For Immediate Release: May 10, 2018

Statement by Environmental Defence’s Dale Marshall on international ruling that points to Canada’s neglect of leaking toxic tar sands tailing ponds

Ottawa, Ont. – We welcome the decision by NAFTA’s environmental arm that the Canadian government may have failed to enforce its own environmental laws with respect to tar sands tailings ponds leaking toxins into nearby rivers.

It is hard to understand why the Canadian government decided to pull environmental inspectors from the tar sands region in 2014, after those inspectors found toxic chemicals from tailings ponds that exceeded government guidelines. That was one of the reasons that the NAFTA body ruled against the federal government in a case brought by Environmental Defence and partners.

Pulling inspectors from the tar sands region showed clear disregard for the impacts that tailings ponds have on human and environmental health. According to the ruling, government scientists determined that those toxins were likely leaking into the Athabasca River. Contamination of rivers and aquifers has been linked to health effects in Indigenous communities downstream from the tar sands.

The current federal government should do what the previous one did not—send inspectors in to further investigate leaking tailings ponds, and bring criminal prosecutions where environmental laws have been broken. It should also vote to allow the NAFTA body to investigate if the federal government is properly enforcing Canada’s environmental laws.

Background:

The Commission for Environmental Cooperation (CEC) ruling was based partly on the fact that between 2009 and 2013 government inspectors determined that at least 15 water samples at six of seven sites near tailings ponds had levels of toxic chemicals above government guidelines. At two of those sites, government scientists determined that the source of the contamination was the tailings pond rather than “natural” contamination from bitumen deposits. At one site, the government estimated that the contamination was likely leaking into the Athabaska River.

Despite this evidence, the federal government reassigned environmental inspectors to other regions of Canada. The government decided that further inspections of leaking tailings ponds would be done only in response to a public complaint rather than on a proactive basis.

The CEC is the environmental arm of the North American Free Trade Agreement. Citizens from any of the three NAFTA countries can bring a case if they feel a country is not properly enforcing its environmental laws. The CEC can recommend to undertake a factual record, an in-depth investigation into the issue including the government’s actions.

Timeline:

June 2017: Environmental Defence worked with partners to file this case with the CEC. We claimed that the federal government was failing to enforce the Fisheries Act by not charging tar sands companies that have tailings ponds that are leaking toxic chemicals into rivers and aquifers.

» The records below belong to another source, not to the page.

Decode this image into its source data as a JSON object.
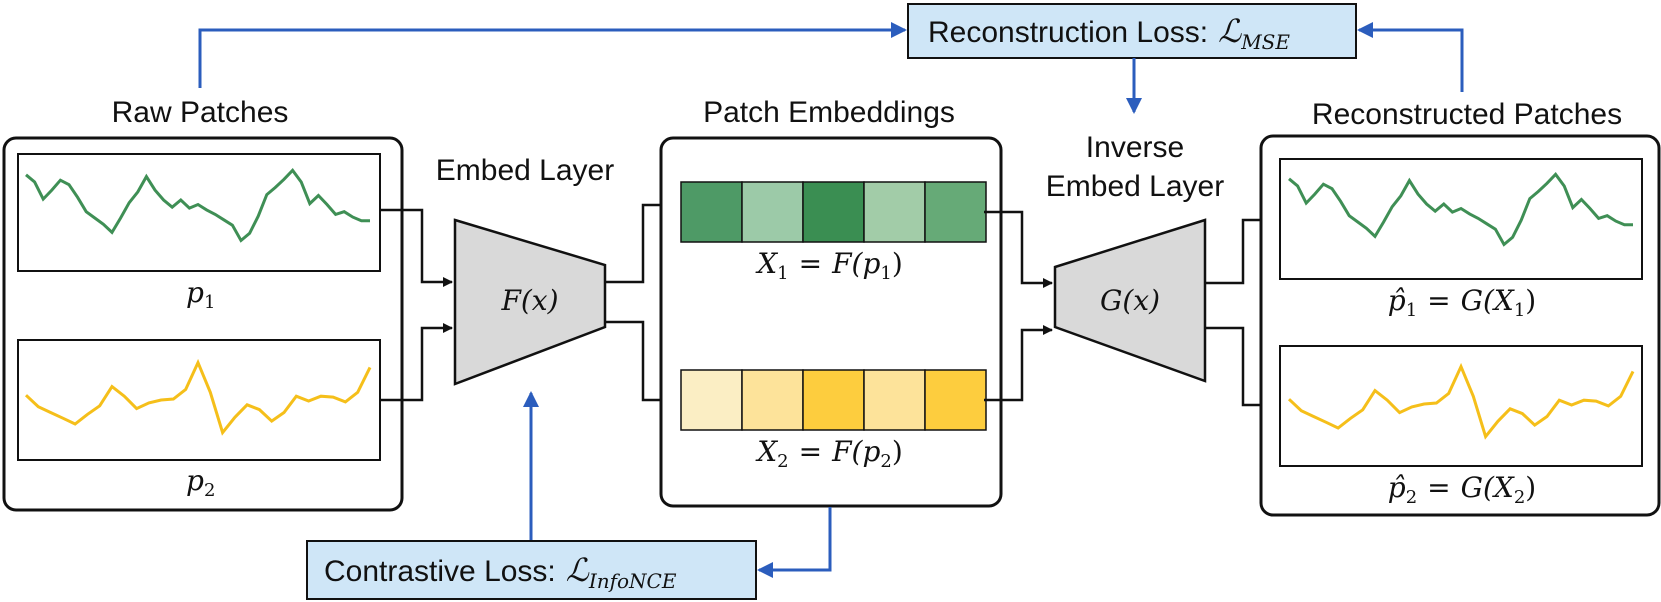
{
  "colors": {
    "panel_border": "#111111",
    "arrow_blue": "#2b5dbd",
    "loss_box_fill": "#cfe6f7",
    "trapezoid_fill": "#d9d9d9",
    "green_line": "#3f8f55",
    "yellow_line": "#f5bf1a",
    "green_cells": [
      "#4e9a66",
      "#9ccaa8",
      "#3a8e52",
      "#a2cca8",
      "#66aa77"
    ],
    "yellow_cells": [
      "#fbeec4",
      "#fde39a",
      "#fdcd3e",
      "#fde39a",
      "#fdcd3e"
    ]
  },
  "panels": {
    "raw": {
      "title": "Raw Patches",
      "patch1_label": "p",
      "patch1_sub": "1",
      "patch2_label": "p",
      "patch2_sub": "2"
    },
    "embeddings": {
      "title": "Patch Embeddings",
      "x1": {
        "var": "X",
        "sub": "1",
        "eq": "=",
        "fn": "F(p",
        "fn_sub": "1",
        "close": ")"
      },
      "x2": {
        "var": "X",
        "sub": "2",
        "eq": "=",
        "fn": "F(p",
        "fn_sub": "2",
        "close": ")"
      }
    },
    "reconstructed": {
      "title": "Reconstructed Patches",
      "r1": {
        "var": "p̂",
        "sub": "1",
        "eq": "=",
        "fn": "G(X",
        "fn_sub": "1",
        "close": ")"
      },
      "r2": {
        "var": "p̂",
        "sub": "2",
        "eq": "=",
        "fn": "G(X",
        "fn_sub": "2",
        "close": ")"
      }
    }
  },
  "layers": {
    "embed": {
      "title": "Embed Layer",
      "fn": "F(x)"
    },
    "inverse": {
      "title_line1": "Inverse",
      "title_line2": "Embed Layer",
      "fn": "G(x)"
    }
  },
  "losses": {
    "reconstruction": {
      "label": "Reconstruction Loss:",
      "symbol": "ℒ",
      "sub": "MSE"
    },
    "contrastive": {
      "label": "Contrastive Loss:",
      "symbol": "ℒ",
      "sub": "InfoNCE"
    }
  },
  "series": {
    "green": [
      0.88,
      0.8,
      0.61,
      0.71,
      0.82,
      0.77,
      0.63,
      0.47,
      0.4,
      0.33,
      0.24,
      0.4,
      0.57,
      0.69,
      0.86,
      0.71,
      0.6,
      0.52,
      0.6,
      0.51,
      0.55,
      0.49,
      0.44,
      0.38,
      0.32,
      0.15,
      0.23,
      0.42,
      0.66,
      0.74,
      0.83,
      0.93,
      0.8,
      0.56,
      0.65,
      0.55,
      0.44,
      0.47,
      0.41,
      0.37,
      0.37
    ],
    "yellow": [
      0.55,
      0.43,
      0.37,
      0.31,
      0.25,
      0.35,
      0.44,
      0.64,
      0.54,
      0.41,
      0.47,
      0.5,
      0.51,
      0.61,
      0.89,
      0.58,
      0.16,
      0.32,
      0.45,
      0.4,
      0.28,
      0.37,
      0.54,
      0.49,
      0.54,
      0.53,
      0.48,
      0.58,
      0.84
    ]
  }
}
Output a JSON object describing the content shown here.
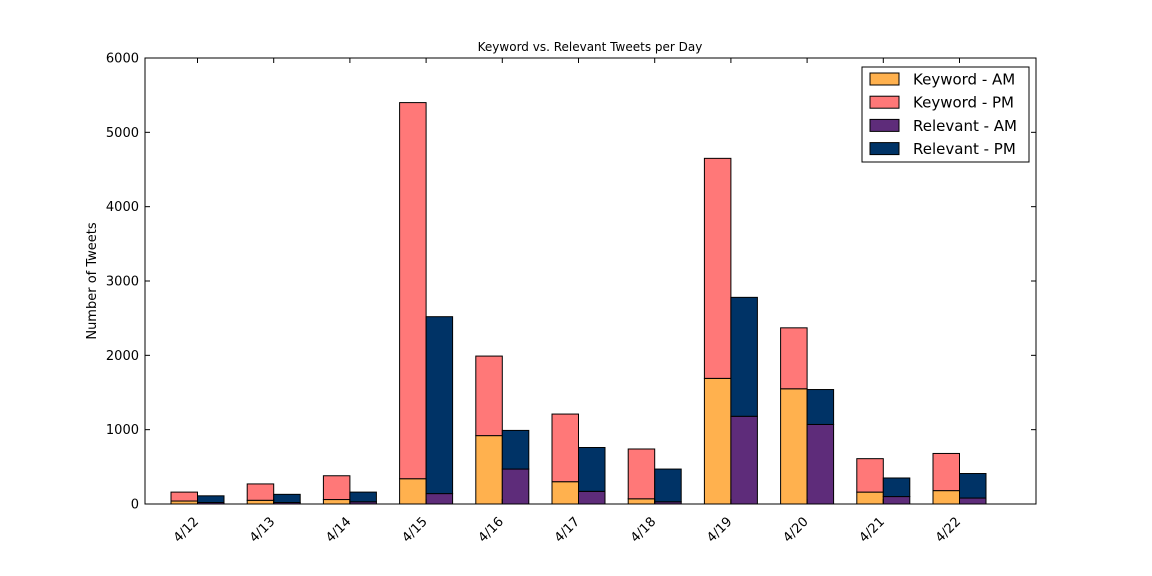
{
  "chart_data": {
    "type": "bar",
    "title": "Keyword vs. Relevant Tweets per Day",
    "xlabel": "",
    "ylabel": "Number of Tweets",
    "ylim": [
      0,
      6000
    ],
    "yticks": [
      0,
      1000,
      2000,
      3000,
      4000,
      5000,
      6000
    ],
    "categories": [
      "4/12",
      "4/13",
      "4/14",
      "4/15",
      "4/16",
      "4/17",
      "4/18",
      "4/19",
      "4/20",
      "4/21",
      "4/22"
    ],
    "stacks": [
      {
        "group": "Keyword",
        "series": [
          {
            "name": "Keyword - AM",
            "color": "#ffb14e",
            "values": [
              40,
              50,
              60,
              340,
              920,
              300,
              70,
              1690,
              1550,
              160,
              180
            ]
          },
          {
            "name": "Keyword - PM",
            "color": "#ff7878",
            "values": [
              120,
              220,
              320,
              5060,
              1070,
              910,
              670,
              2960,
              820,
              450,
              500
            ]
          }
        ]
      },
      {
        "group": "Relevant",
        "series": [
          {
            "name": "Relevant - AM",
            "color": "#5e2c7a",
            "values": [
              20,
              20,
              30,
              140,
              470,
              170,
              30,
              1180,
              1070,
              100,
              80
            ]
          },
          {
            "name": "Relevant - PM",
            "color": "#003366",
            "values": [
              90,
              110,
              130,
              2380,
              520,
              590,
              440,
              1600,
              470,
              250,
              330
            ]
          }
        ]
      }
    ],
    "legend_position": "top-right",
    "grid": false
  }
}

August 2017: The CEC determined that the case had merits and requested a response from the Government of Canada.

November 2017: The Government of Canada responded to the CEC.

April 2018: The CEC determined that, despite the government’s response, it recommended a factual record be undertaken

Next: A vote of the three NAFTA parties has to be taken within 60 days on whether the CEC can undertake a factual record. A simple majority is needed for the CEC to proceed.

About ENVIRONMENTAL DEFENCE (environmentaldefence.ca): Environmental Defence is Canada’s most effective environmental action organization. We challenge, and inspire change in government, business and people to ensure a greener, healthier and prosperous life for all.